Should we move the production teams to a different spot in the newsroom?
It seems logical that, if the new interactive copy editors are the digital hub of the newsroom, that they should be centrally located in the room, rather than in the corner. It also seems logical that, if the new interactive copy editors are also the voices of the newsroom most interacting with our online public that they might also be the people nearest the entrance to the newsroom, ready to interact with the real live public when it visits.
And how segregated within this room — if at all — does the new print team need to be to reinforce our plan to deal with print in isolation?
And how much does it matter? Especially in a newsroom where almost no one has permanent claim on any given desk?
If we do any one thing, let’s put the city desk and the online news desk closer together.
I agree with Jake. Let’s move the web production and city desk/breaking news desk closer together.
And for the sake of making a statement, I suggest a major rearranging of desks. It would make a bold statement about our intentions for both web and print.
I’d like to, at the very least, mush the ACES, news editors and rim editors together at one group of desks (maybe where Sports is now?) Instead of the assembly-line structure we have now, I’d prefer one where stories start at the central spot and move outward into the newsroom.
All good ideas. Rob, if we wanted to radically rearrange furniture, are there networking issues that limit our ability to do that?
It depends on how radical you want to get. We’d need to be somewhere near the ports themselves, but I have 500′ of Cat 5 cable downstairs and a lot of cable ends. We’d need to either do network drops from the ceiling (which needs Telecom approval) or route them over the floor via trip strips. (Or whatever they actually call those cable run floor things).
We have a couple of ports that have strobing issues, but Networking is closing in on a solution for that.
I agree that it’s important to move the ACES and the production desk closer to each other. There were a few Sundays as a news desk TA that I moved the copy desk up to near the breaking news desk. It seemed silly to have to hike across the room to check on the status of the one or two local stories moving that day. One thing I would suggest would be to make sure the student leadership ends up in the center of the new arrangement. I felt like it was important to see the students making the minute-by-minute decisions, and to have the editors around the edges for help and guidance, but not as the ones running the show.
As for the print operations, that back corner seems like a fitting place to keep it, since it’s near the color printer, the pagination computer, and Ron. (I don’t imagine you’d want to try to move Ron.) Of course, all those things are movable, so you could consider moving it into the photo bubble if you want to physically isolate it.
Speaking of the photo bubble, is there any reason to keep the photographers isolated? It might make for more recognition of visual opportunities if the photo reporters are mixed with the text reporters. Same goes for graphics reporters.

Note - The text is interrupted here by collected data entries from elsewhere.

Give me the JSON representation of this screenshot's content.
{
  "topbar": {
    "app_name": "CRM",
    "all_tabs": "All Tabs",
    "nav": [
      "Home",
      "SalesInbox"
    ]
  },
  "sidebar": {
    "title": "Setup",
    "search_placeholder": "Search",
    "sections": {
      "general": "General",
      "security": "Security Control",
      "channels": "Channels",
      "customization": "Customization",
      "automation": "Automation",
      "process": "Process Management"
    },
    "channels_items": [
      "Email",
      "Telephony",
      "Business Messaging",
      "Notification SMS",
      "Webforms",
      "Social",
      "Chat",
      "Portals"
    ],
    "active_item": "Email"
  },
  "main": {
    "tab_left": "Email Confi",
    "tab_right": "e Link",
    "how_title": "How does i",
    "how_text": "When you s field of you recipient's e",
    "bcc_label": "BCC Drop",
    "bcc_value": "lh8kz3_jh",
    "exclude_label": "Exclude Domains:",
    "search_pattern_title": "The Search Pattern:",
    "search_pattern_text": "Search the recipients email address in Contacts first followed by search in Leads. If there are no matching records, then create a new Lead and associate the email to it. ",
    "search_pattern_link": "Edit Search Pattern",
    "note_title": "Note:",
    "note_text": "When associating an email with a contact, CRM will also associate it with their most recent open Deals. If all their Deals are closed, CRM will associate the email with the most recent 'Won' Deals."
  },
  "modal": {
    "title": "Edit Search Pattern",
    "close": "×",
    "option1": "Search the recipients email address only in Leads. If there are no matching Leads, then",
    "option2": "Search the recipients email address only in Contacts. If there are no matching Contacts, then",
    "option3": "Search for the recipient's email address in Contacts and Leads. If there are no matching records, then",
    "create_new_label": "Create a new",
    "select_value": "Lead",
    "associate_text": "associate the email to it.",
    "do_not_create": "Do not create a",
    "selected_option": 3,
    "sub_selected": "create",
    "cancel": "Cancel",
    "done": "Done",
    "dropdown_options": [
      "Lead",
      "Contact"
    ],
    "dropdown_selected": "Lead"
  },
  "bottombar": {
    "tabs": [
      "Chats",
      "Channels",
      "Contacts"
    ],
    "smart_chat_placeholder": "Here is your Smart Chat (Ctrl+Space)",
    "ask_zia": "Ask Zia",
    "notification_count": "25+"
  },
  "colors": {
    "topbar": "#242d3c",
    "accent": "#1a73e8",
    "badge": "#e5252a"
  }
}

One point of Julia’s I want to touch on.
This summer, we’ve had the graphics designers in the newsroom. It’s good, since we see them, but it took me (and the reporters) forever to figure out who they were.
I think that’s the advantage of putting us in identifiable spots. There are probably better ways to do that, but it is something that we lose when we move photo, graphics, or any other department into a non-centralized location. In some ways, it could hurt collaboration because I don’t know who to talk to.